3 FEBRUARY 1979, Page 28

Radical shock

Taki

High-lifers and gamblers were in a state of deep shock last week. Uncharacteristically, it was neither a lack of good coke nor the closing of a nightclub that provoked such an emotional reaction. Rather the opposite. It was the fact that the Beautiful People suddenly realised that they were not even in the running for the use Koch prize, an award won hands down by certain gentlemen up in Birmingham.

Needless to say, but for the benefit of anyone who might have been in a coma for the last two weeks, the above-mentioned prize goes to those kindly pickets who blocked urgently needed medical supplies for cancer-ridden patients at the Queen Elizabeth Hospital. And speaking of use Koch reminds me of another famous doctor of that period, Dr Goebbels, who also seems to have his disciples. Specifically, a certain shop steward who indignantly but nonchalantly announced to the press that, 'We are not trying to harm patients, just slowing down their treatment.'

My reaction to his statement was a fer vent wish that the speaker would come down with a galloping case of the big C, preferably in the throat, where it's most painful. Alas, he is 27, and healthy as an ox.
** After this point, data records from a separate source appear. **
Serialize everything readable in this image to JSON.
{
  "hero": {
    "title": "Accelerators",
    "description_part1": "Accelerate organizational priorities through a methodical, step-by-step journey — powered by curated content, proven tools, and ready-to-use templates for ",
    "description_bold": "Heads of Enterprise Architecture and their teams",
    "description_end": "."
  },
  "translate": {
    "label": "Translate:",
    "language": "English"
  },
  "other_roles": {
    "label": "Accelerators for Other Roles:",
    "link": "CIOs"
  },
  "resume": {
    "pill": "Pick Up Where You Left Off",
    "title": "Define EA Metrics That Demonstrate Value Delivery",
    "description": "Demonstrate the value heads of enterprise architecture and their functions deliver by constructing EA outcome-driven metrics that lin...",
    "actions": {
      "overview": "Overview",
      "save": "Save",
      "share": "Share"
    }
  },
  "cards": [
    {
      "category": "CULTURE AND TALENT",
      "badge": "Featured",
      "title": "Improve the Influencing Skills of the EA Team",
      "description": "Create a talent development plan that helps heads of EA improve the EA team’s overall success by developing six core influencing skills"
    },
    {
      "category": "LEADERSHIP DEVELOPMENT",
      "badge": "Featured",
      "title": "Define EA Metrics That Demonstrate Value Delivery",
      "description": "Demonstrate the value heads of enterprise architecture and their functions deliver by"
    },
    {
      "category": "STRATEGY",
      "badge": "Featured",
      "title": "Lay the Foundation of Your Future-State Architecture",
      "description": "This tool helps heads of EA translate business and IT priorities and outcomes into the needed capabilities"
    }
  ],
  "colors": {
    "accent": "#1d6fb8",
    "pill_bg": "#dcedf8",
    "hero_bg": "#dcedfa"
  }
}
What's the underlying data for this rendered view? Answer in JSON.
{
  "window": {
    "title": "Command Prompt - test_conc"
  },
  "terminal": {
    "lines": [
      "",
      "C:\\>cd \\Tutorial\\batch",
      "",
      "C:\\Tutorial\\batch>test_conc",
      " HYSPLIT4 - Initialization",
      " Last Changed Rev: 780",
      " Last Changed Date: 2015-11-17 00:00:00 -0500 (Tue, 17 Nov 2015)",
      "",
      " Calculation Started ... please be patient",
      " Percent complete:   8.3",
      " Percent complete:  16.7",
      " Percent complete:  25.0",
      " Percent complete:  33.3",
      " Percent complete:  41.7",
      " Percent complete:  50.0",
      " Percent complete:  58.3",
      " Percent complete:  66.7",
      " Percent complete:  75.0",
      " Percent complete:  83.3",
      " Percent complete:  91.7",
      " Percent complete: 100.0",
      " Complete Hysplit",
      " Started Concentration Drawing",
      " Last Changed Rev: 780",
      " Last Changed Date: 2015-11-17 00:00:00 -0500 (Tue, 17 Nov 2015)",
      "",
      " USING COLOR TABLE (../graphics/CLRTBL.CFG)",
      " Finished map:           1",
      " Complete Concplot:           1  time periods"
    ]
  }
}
Nevertheless, his altruistic statement has managed to lurch a few radical chicsters off their convenient perch, an act that ideologists of the Right have been singularly unsuccessful in accomplishing.

Lunching at an expensive restaurant this week, I was about to leave upon seeing the people my host had invited, when I heard a jet-setting lady, known for her 'progressive' views, proclaim that 'this time the trade unions have gone too far'. When I inquired what took her so long to come round (had the unions perhaps blockaded her supply of dope?) she immediately and predictably said that I was fascist and did not understand that socialism implied egalitarianism while capitalism connoted greed and selfinterest.

This fashionable set of attitudes held by the haves, the well-known and the glamorous, is not only hypocritical but tends to convert the weak and unthinking to the side of the totalitarians. Remember Leonard Bernstein's party for the Black Panthers, immortalised by Tom Wolfe? Every fat-cat in New York was there pledging money and help. Along with the fat-cats of industry and society was the kulturny. And that is when things get serious.

In political circles one expects lies, halftruths at best; in cultural circles lies are taken for truths. And culture cannot long withstand perversions of truth. Today in the West more lies are being told about the state of our society than Moscow or Havana ever dreamed of.

The teenage daughter of a friend recently told me that if she had a choice she would believe what, say, a clown like Mick Jagger had to say rather than her teacher. Significantly, real artists like Yehudi Menuhin have neither the time nor the wish to discuss politics. They give everything to their art. The second-class artist, however, or the movie star or pop musician, is different, with both the time and the money to proselytise. And of course it is the latter types that cafe society and the jet-set gravitate to. As most of the jet-set consists of groupies, it is hardly surprising that the large majority is very 'progressive'.

As the favourite relaxation of most Europeans and Americans is watching TV and going to discos, the politics of glamour girls and pop stars have suddenly become . . . important. And that is why the unions are flirting with trouble. They can push around the old, the disabled and the ill. They do not matter. But heaven forbid that a lead guitarist is unable to get his stomach pumped after an overdose because of an industrial dispute. Every groupie will be out in force and in a lynching mood. Housewives brought down Allende. Groupies and the jet-set might — if they go too far — do something about the unions.